Heinrich Wicker (30 June 1921 – 29 April 1945) was a German SS-Untersturmführer. He was the last commandant of the Dachau concentration camp. In the final weeks of the war, Wicker was responsible for leading a death march in which nearly 200 prisoners died. He was later summarily executed by American soldiers during the Dachau liberation reprisals.

== Career ==
On 9 September 1933, at the age of 12, Wicker became a member of the Hitler Youth. On 25 June 1937, shortly before his 16th birthday, he joined the SS-Totenkopfverbände (SS No. 320.280). From 1 November 1938 he was stationed in Dachau as a Sturmmann in the SS Totenkopf Infantry Regiment 1. During the war, Wicker fought in an SS Panzer unit. In May and June 1940, he took part in the German invasions of the Netherlands, Belgium, and France. In June 1941, Wicker was involved in Operation Barbarossa. In February 1942, he was seriously wounded in the Battle of Demyansk, after which he was evacuated.

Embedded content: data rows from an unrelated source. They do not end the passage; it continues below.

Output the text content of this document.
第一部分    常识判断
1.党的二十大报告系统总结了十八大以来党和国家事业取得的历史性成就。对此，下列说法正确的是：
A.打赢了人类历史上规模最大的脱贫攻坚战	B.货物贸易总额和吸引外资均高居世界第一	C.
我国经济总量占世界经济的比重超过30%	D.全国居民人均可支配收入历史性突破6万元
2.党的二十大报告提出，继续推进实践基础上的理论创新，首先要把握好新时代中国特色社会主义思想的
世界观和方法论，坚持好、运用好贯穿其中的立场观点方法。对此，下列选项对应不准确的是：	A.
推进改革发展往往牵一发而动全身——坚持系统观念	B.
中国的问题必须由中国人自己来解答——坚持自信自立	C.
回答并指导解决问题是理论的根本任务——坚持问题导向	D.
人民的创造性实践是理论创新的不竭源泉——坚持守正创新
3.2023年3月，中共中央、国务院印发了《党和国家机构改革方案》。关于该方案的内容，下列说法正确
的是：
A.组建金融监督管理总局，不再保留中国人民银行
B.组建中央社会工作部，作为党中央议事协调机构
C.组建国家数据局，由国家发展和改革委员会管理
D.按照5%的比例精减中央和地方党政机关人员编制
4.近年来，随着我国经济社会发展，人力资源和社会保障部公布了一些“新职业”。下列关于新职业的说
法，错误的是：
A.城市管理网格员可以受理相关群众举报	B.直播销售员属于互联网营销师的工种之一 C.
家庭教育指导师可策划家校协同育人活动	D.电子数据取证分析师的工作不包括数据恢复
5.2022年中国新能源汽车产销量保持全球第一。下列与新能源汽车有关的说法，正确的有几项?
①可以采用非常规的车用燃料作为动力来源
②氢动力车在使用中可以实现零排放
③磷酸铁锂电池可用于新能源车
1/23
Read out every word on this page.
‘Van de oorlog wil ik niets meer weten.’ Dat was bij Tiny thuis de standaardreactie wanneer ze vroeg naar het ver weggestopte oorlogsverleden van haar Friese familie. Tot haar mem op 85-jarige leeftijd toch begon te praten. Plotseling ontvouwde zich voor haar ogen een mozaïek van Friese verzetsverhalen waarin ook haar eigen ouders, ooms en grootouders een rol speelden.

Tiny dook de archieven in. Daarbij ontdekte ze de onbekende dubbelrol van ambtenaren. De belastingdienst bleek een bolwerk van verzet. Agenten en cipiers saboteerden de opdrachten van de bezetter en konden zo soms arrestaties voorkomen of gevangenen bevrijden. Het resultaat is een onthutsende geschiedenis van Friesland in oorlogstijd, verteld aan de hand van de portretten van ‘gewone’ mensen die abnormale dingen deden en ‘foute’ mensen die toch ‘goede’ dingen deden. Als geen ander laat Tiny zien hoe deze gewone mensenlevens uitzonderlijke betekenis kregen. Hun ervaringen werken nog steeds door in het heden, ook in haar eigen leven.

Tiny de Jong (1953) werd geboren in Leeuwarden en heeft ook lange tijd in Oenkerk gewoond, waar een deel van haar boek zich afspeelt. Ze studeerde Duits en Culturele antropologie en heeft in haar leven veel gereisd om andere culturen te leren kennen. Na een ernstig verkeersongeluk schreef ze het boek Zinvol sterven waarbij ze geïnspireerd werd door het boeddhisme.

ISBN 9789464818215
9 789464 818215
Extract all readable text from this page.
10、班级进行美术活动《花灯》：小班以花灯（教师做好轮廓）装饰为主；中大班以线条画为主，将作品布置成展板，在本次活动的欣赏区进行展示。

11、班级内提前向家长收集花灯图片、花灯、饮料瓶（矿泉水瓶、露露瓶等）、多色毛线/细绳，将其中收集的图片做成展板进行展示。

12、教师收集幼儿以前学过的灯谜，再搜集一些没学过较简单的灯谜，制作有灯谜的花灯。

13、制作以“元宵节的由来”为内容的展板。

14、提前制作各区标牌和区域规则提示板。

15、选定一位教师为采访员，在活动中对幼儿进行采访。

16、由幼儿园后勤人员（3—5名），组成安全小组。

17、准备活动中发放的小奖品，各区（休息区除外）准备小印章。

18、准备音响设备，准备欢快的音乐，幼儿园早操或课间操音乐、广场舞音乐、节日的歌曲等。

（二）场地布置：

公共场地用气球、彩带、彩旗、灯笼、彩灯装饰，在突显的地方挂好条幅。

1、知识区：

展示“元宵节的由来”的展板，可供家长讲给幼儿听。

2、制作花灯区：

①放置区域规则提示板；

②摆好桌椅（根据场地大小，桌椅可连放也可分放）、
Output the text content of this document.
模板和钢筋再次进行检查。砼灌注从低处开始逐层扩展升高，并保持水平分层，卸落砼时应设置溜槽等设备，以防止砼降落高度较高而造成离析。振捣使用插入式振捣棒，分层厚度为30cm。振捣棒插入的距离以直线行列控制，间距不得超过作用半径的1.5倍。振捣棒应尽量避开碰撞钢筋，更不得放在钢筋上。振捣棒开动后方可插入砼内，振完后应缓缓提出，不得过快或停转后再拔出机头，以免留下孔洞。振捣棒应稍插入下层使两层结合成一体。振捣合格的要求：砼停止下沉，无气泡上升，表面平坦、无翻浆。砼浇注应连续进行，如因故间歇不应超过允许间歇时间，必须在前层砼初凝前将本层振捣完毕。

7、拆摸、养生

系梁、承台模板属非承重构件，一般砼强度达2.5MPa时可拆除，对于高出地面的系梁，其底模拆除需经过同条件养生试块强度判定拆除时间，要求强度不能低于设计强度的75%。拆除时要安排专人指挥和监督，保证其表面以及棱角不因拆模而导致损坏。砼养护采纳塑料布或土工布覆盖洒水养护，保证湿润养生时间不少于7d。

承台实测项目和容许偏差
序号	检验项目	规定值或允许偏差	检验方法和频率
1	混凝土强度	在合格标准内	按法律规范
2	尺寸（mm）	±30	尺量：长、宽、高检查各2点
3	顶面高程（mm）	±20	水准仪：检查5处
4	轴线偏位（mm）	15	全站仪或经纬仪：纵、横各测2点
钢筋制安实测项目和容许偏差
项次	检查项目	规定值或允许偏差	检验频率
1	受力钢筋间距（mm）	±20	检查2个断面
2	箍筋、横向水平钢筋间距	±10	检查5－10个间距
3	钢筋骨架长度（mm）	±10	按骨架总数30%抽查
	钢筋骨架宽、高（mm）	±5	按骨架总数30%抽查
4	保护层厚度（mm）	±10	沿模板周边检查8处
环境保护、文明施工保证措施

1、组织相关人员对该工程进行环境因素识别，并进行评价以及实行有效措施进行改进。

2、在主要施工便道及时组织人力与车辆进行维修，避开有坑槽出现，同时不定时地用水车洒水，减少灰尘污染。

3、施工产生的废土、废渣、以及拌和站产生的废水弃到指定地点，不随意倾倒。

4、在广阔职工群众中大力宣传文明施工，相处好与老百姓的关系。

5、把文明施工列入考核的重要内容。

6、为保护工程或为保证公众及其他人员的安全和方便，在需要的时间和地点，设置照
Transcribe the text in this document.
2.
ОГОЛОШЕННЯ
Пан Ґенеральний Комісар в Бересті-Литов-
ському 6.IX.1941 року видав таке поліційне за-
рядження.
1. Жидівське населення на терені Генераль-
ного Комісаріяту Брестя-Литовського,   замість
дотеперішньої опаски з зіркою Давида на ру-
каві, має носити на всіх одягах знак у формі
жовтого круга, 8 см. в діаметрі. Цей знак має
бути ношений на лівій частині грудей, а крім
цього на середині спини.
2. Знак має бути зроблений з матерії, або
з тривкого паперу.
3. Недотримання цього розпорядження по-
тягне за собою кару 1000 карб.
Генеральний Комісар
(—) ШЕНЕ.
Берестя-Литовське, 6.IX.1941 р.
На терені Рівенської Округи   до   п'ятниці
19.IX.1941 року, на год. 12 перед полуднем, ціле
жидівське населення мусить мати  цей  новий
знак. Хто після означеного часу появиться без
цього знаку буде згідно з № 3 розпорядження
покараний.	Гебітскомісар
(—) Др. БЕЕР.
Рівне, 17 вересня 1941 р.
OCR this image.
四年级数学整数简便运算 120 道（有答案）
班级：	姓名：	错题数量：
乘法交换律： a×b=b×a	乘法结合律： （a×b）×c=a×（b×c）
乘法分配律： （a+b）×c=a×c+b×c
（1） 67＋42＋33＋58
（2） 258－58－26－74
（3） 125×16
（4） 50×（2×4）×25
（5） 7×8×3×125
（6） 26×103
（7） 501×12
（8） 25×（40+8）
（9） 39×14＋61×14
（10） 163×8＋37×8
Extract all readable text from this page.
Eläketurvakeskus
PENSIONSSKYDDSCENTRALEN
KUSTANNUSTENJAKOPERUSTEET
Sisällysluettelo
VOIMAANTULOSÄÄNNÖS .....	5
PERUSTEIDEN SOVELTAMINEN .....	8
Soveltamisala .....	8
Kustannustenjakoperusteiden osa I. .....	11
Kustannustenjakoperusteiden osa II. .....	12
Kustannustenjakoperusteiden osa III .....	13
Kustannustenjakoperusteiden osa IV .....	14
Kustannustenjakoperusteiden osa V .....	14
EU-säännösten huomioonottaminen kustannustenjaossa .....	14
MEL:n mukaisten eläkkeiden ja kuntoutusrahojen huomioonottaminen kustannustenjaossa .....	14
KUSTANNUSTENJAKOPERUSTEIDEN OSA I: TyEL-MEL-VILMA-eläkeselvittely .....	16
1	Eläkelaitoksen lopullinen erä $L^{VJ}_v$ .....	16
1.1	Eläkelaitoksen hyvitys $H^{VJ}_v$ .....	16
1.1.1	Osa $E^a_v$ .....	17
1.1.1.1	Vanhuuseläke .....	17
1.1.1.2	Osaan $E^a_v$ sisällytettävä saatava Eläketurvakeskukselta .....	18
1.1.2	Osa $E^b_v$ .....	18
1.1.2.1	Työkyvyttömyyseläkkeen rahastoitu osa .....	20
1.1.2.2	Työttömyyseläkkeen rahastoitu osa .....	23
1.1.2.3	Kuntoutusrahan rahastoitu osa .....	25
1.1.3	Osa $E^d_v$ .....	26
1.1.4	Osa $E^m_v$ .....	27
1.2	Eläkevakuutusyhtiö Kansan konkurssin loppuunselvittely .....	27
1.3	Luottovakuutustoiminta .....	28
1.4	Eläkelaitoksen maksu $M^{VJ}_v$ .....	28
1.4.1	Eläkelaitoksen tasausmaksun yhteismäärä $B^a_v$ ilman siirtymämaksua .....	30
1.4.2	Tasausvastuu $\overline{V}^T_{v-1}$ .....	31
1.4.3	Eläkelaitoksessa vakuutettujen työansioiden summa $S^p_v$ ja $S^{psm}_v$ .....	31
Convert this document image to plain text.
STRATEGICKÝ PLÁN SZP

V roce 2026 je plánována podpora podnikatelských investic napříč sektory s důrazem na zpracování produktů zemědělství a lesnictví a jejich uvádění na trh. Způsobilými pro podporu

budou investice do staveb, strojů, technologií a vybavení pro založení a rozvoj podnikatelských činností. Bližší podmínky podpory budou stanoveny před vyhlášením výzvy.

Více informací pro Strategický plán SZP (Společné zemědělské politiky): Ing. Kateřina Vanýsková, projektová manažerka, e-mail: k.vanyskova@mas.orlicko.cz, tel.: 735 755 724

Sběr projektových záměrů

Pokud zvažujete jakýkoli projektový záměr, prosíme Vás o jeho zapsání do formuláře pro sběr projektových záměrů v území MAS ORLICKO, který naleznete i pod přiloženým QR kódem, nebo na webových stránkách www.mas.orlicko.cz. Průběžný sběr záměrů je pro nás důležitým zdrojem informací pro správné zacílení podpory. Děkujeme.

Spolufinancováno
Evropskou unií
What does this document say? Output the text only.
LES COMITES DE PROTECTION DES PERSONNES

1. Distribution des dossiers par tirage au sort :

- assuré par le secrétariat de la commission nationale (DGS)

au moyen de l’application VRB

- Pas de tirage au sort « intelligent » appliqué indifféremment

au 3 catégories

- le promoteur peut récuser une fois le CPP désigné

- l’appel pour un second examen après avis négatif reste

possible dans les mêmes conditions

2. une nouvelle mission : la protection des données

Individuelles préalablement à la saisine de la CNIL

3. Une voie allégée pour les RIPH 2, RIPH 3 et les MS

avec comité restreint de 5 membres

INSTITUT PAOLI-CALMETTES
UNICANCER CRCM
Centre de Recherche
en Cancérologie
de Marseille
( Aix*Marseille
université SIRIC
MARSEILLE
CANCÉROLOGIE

After recovering, Wicker completed courses for SS leadership applicants at the SS-Junker Schools in Bad Tölz from August to November 1943. In November 1943, Wicker, now a Oberscharführer, was transferred to Amtsgruppe D of the SS Main Economic and Administrative Office. On 30 January 1943 Wicker was promoted to Untersturmführer. On 1 June 1944 he was transferred to the Natzweiler-Struthof concentration camp and took over leadership of the Bruttig-Treis concentration camp, a subcamp of Natzweiler-Struthof. Wicker was feared by prisoners due to his brutality. In December 1944, he became the commandant of the Natzweiler Mannheim-Sandhofen subcamp. One of his first official acts there was the execution of the Warsaw prisoner Marian Krainski on 3 January 1945, for alleged factory sabotage in the schoolyard of the Friedrich School, to which he had invited five representatives of Daimler Benz.

Towards the end of the war, Wicker was the leader of several death marches. The most notable one was the Hessenthal death march, during which at least 170 concentration camp prisoners were murdered or died of exhaustion. This death march led to the Munich-Allach concentration camp. On 28 April 1945 Wicker became the final commandant of Dachau, after commandant Eduard Weiter fled. On 29 April 1945, Wicker surrendered the camp to General Henning Linden of the 42nd Infantry Division (United States) of the 7th US Army.

Wicker was never seen alive again after the war, and it is generally assumed that he was summarily executed by American soldiers during the Dachau liberation reprisals.